(ASI) Lettere in Redazione. Ma insomma, smettiamola di apostrofare con epiteti di ogni genere i nostri giovani, o meglio, i nostri figli. Se sono in queste condizioni, se sono stati educati al rispetto, e sono continuamente aiutati dalle rispettive famiglie, è diventata una colpa? Dobbiamo dargli dei “bamboccioni” se si sentono protetti dalla propria famiglia, dobbiamo dargli degli “sfigati” se non riescono a laurearsi prima del dovuto?
E adesso addirittura di cercare altrove, invece di richiedere “il posto fisso”, perché è assolutamente noioso lavorare con un contratto a tempo indeterminato?
Forse qualcuno dimentica, e non può essere chi ha responsabilità istituzionali e proviene dal sistema bancario a farlo, che se i nostri figli si recano a chiedere un mutuo per affrontare l’acquisto per la prima casa vengono respinti perché senza contratto a tempo indeterminato, se vogliono formarsi una famiglia, devono in tutti i modi cercare la stabilità economica e via discorrendo per ogni questione legata allo sviluppo socio-economico.
Forse sarebbe stato meglio richiamare tutte le componenti della nostra società ad una maggiore coesione sociale, per permettere ai nostri figli di, almeno, immaginare un futuro.
La società che siamo chiamati a costruire è la prima opera pubblica, bisogna custodirla e nutrirla, ma per farlo bisogna riconoscerla, liberarla e favorirla. Ricordiamoci di ciò che dicevano i nostri avi: “ubi societas, ibi ius” (dove c’è società, c’è diritto).
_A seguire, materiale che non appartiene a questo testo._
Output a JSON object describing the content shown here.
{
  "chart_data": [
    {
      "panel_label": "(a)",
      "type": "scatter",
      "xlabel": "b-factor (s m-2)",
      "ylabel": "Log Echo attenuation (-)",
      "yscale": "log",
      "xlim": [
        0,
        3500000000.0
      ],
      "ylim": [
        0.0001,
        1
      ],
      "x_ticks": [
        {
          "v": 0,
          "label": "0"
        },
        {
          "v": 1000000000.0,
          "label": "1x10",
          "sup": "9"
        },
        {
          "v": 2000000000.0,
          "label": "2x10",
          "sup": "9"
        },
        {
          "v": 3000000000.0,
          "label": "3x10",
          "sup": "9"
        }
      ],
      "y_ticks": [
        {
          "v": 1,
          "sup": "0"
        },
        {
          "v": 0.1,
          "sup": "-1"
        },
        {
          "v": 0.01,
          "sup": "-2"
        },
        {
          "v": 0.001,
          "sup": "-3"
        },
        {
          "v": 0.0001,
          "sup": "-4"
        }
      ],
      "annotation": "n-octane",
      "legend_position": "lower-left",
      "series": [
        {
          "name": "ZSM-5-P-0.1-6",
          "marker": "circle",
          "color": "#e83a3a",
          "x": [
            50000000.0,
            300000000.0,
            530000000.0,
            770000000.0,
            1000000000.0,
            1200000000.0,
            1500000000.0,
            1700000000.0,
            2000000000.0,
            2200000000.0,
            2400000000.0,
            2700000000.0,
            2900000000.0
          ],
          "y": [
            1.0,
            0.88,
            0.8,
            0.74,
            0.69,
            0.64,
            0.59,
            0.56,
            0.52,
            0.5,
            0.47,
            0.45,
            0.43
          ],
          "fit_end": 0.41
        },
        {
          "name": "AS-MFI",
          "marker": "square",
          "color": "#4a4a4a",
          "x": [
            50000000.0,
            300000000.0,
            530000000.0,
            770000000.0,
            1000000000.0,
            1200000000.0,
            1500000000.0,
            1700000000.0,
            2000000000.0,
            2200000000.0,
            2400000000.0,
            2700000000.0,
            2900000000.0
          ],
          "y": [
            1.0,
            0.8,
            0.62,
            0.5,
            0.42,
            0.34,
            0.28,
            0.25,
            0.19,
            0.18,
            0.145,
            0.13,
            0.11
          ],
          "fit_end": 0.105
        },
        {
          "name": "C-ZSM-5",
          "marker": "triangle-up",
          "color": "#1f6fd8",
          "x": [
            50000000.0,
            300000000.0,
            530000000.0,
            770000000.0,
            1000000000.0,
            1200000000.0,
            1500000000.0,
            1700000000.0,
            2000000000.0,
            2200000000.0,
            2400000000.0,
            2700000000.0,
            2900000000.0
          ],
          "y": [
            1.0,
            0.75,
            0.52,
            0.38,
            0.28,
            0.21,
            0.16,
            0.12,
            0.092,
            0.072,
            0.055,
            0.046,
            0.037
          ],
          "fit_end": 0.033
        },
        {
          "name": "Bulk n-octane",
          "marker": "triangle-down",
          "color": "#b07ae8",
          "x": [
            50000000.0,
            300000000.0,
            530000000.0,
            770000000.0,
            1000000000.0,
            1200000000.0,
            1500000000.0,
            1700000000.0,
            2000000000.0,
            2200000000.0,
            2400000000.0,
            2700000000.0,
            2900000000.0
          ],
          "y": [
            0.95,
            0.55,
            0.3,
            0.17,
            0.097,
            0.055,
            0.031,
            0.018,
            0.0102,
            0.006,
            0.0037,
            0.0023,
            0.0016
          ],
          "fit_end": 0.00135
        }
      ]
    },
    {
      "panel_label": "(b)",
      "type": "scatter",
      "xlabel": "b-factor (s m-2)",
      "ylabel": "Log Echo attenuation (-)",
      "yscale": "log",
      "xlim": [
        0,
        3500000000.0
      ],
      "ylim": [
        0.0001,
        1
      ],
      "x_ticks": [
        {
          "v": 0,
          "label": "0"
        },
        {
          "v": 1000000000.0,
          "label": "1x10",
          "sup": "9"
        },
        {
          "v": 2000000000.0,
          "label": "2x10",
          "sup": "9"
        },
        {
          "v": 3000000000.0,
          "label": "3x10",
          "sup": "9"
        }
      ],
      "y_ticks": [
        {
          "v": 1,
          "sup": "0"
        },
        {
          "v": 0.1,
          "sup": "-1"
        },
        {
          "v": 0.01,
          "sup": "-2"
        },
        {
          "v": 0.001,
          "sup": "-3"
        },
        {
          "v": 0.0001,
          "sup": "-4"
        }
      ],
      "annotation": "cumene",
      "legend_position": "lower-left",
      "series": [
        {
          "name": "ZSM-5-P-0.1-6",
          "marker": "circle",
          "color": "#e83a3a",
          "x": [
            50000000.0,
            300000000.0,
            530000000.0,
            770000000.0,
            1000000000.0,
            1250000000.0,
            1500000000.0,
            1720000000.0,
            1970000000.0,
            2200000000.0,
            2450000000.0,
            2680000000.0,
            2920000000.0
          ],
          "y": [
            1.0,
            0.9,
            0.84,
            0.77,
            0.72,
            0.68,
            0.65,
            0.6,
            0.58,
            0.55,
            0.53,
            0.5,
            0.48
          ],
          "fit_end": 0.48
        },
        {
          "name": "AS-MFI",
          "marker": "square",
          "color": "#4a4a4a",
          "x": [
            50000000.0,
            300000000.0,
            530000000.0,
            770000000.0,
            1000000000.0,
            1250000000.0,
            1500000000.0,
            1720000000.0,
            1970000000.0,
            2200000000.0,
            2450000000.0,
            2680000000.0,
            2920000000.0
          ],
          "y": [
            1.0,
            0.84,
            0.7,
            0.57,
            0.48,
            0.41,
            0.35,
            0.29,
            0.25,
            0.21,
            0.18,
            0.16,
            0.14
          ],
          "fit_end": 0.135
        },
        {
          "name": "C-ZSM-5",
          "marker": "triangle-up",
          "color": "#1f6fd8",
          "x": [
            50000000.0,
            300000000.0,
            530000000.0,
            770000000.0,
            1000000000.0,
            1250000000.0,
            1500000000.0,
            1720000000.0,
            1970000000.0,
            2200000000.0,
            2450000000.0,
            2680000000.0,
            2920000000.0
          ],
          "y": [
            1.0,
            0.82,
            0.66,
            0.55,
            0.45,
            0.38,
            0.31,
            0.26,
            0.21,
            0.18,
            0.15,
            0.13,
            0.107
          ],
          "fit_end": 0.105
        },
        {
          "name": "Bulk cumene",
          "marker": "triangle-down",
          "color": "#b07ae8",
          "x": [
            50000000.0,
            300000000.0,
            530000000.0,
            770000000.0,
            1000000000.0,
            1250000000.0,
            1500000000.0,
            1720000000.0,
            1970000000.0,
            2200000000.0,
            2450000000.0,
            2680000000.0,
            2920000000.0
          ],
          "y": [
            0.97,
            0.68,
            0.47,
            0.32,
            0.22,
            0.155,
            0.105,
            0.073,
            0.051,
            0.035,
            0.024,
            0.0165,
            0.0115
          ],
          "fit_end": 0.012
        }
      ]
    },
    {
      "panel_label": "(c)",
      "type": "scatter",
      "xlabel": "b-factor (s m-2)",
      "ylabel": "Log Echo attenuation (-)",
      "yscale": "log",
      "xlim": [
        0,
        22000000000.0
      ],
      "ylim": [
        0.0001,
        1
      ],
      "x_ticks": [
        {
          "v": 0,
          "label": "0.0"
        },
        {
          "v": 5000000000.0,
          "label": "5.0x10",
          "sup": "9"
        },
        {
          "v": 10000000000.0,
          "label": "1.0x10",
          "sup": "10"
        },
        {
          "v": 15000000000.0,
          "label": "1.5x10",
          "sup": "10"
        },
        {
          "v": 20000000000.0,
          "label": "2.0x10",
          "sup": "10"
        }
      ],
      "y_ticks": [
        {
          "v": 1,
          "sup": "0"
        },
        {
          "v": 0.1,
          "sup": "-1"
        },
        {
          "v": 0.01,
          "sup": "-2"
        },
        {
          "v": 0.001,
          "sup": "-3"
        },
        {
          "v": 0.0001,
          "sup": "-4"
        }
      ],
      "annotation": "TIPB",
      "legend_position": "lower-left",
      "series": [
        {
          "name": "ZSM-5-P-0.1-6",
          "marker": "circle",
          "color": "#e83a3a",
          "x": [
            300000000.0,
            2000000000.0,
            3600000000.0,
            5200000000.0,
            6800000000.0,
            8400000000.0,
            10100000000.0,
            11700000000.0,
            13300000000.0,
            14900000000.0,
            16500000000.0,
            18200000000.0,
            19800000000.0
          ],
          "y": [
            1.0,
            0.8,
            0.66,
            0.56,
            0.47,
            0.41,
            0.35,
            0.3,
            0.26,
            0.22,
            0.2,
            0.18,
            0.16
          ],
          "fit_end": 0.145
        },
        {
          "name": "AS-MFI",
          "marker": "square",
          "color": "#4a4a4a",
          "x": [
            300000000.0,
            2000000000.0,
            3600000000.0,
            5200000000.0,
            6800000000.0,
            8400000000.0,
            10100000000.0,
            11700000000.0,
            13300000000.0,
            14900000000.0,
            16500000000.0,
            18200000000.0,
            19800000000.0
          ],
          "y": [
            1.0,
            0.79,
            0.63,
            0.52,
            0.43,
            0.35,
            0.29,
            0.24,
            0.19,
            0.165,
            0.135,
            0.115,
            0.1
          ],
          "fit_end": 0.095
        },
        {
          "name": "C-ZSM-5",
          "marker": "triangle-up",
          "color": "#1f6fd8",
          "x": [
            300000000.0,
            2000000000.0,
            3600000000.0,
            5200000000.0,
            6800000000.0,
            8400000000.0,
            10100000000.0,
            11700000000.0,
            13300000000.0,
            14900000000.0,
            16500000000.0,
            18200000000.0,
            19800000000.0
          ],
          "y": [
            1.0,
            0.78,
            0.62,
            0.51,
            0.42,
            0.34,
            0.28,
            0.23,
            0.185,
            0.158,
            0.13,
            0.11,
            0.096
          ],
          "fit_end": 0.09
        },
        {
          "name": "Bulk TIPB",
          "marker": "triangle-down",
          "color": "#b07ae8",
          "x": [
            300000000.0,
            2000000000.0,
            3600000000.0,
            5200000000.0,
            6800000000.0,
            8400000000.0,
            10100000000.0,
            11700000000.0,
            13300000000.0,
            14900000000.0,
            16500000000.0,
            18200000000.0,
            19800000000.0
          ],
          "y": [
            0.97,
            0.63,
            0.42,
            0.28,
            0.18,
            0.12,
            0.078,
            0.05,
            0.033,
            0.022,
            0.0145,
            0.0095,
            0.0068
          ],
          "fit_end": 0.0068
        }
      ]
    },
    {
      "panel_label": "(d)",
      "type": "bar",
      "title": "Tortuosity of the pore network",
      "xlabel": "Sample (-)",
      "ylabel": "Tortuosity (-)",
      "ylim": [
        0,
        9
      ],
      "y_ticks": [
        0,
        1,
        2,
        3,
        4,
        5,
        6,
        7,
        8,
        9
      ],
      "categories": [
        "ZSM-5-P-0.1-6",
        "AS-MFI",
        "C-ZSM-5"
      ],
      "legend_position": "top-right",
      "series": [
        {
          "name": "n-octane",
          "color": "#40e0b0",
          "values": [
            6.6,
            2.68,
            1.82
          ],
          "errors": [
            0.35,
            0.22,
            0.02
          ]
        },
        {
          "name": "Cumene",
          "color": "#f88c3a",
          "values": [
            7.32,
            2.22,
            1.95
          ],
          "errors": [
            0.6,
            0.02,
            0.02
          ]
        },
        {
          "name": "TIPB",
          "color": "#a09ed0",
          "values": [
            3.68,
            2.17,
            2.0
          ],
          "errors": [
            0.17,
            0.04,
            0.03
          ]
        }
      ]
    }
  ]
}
Senza questa coscienza non si va da nessuna parte, perché la coesione sociale (che non è prodotta né dallo stato né dal mercato) non viene prima o dopo lo sviluppo, ma ne è il primo motore. Il mercato vive di presupposti che consuma, e non è in grado di darsi fiducia e reciprocità.
E senza società civile lo Stato si riduce a procedure e tecnocrazia. Lo capirà il governo Monti e lo capiranno i suoi ministri?